There is evidence that menarche, pregnancy, lactation, and menopause are associated with significant and long-term changes in estrogen and other hormone levels. Estrogen and its metabolites have been shown to generate ROS, and to be strongly associated with another ROS biomarker, F_2a-isoprostane, in premenopausal and/or postmenopausal women depending upon the metabolite ( 44). Although we did not find a large mean difference in plasma protein carbonyls between premenopausal and postmenopausal women, there are other changes that occur during menopause that could influence oxidant status. Changes in ferritin levels, antioxidant enzyme expression, and body fat amount/distribution may either increase or decrease ROS production ( 17, 18). Therefore, it is possible that other factors not included in our analysis influenced plasma protein carbonyl levels in postmenopausal women. In fact, our stratified model shows that the predictors of plasma protein carbonyls are different depending on menopausal status.

Another aim was to investigate whether oxidative damage was associated with breast cancer in those with a family history. Plasma protein carbonyl levels were associated with an increase in breast cancer risk, an increase that was significant only in the third quartile. Individuals with the highest level of plasma protein carbonyls had a slightly attenuated risk of breast cancer. This result may reflect a saturation effect or could be due to other attributes of the unaffected sisters that promote health despite having high levels of ROS. Our finding is in agreement with a recent publication from our laboratory that describes an increase in breast cancer risk associated with plasma protein carbonyl levels in a population-based case-control study of breast cancer in women on Long Island, New York ( 2). The strength of the association was higher in the present study, likely because we used a family design, the conditional analysis of which would provide better control for unmeasured genetic or environmental variables. Elevated plasma protein carbonyls have also been observed in bladder, and lung cancer ( 45, 46).

There were several limitations to the current study. First, our breast cancer cases were prevalent and biospecimens were collected months to years after diagnosis. Thus, the plasma protein carbonyl biomarker could have been affected by factors associated with the disease or treatment. However, this limitation is not exclusive to our study, as most of the population-based studies that analyze oxidative stress markers are also case-control designs with cases diagnosed within 6 to 12 months of study enrollment. Our analysis indicated that there was no effect of treatment or disease on the plasma protein carbonyl biomarker. However, replication in a prospective study is necessary. Finally, we were primarily concerned with reproductive factors and did not include other potentially important variables such as exercise and diet-related variables in the analysis.

Our study also had several strengths. First, this study focused on the association of a potentially modifiable risk factor among women with a family history of breast cancer. Because relatively little is known about familial aggregation of breast cancer, these data fill an important niche. Second, our study was well-designed to investigate factors that influence oxidative stress levels because our questionnaire data were collected concurrently with biospecimen donation, thereby providing accurate and timely exposure information.

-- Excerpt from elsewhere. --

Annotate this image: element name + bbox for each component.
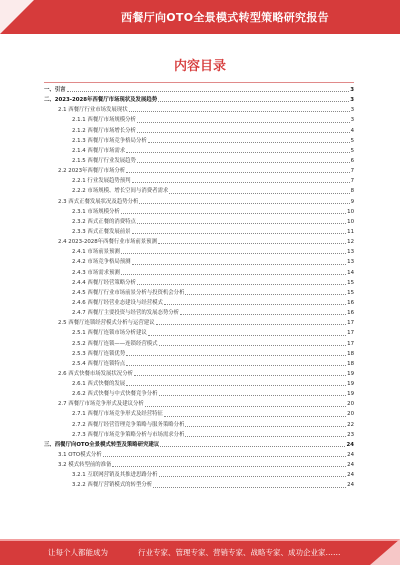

In sum, we found that plasma protein carbonyls are associated with several factors including BMI, parity, and HRT use. Although we expected to detect associations between plasma protein carbonyls and other factors known to induce oxidative stress such as cigarette smoking and alcohol consumption, exposure misclassification may have hindered detection of these relationships. Finally, our data suggest that oxidative damage is a risk factor for breast cancer even among women with a family history.

Disclosure of Potential Conflicts of Interest

No potential conflicts of interest were disclosed.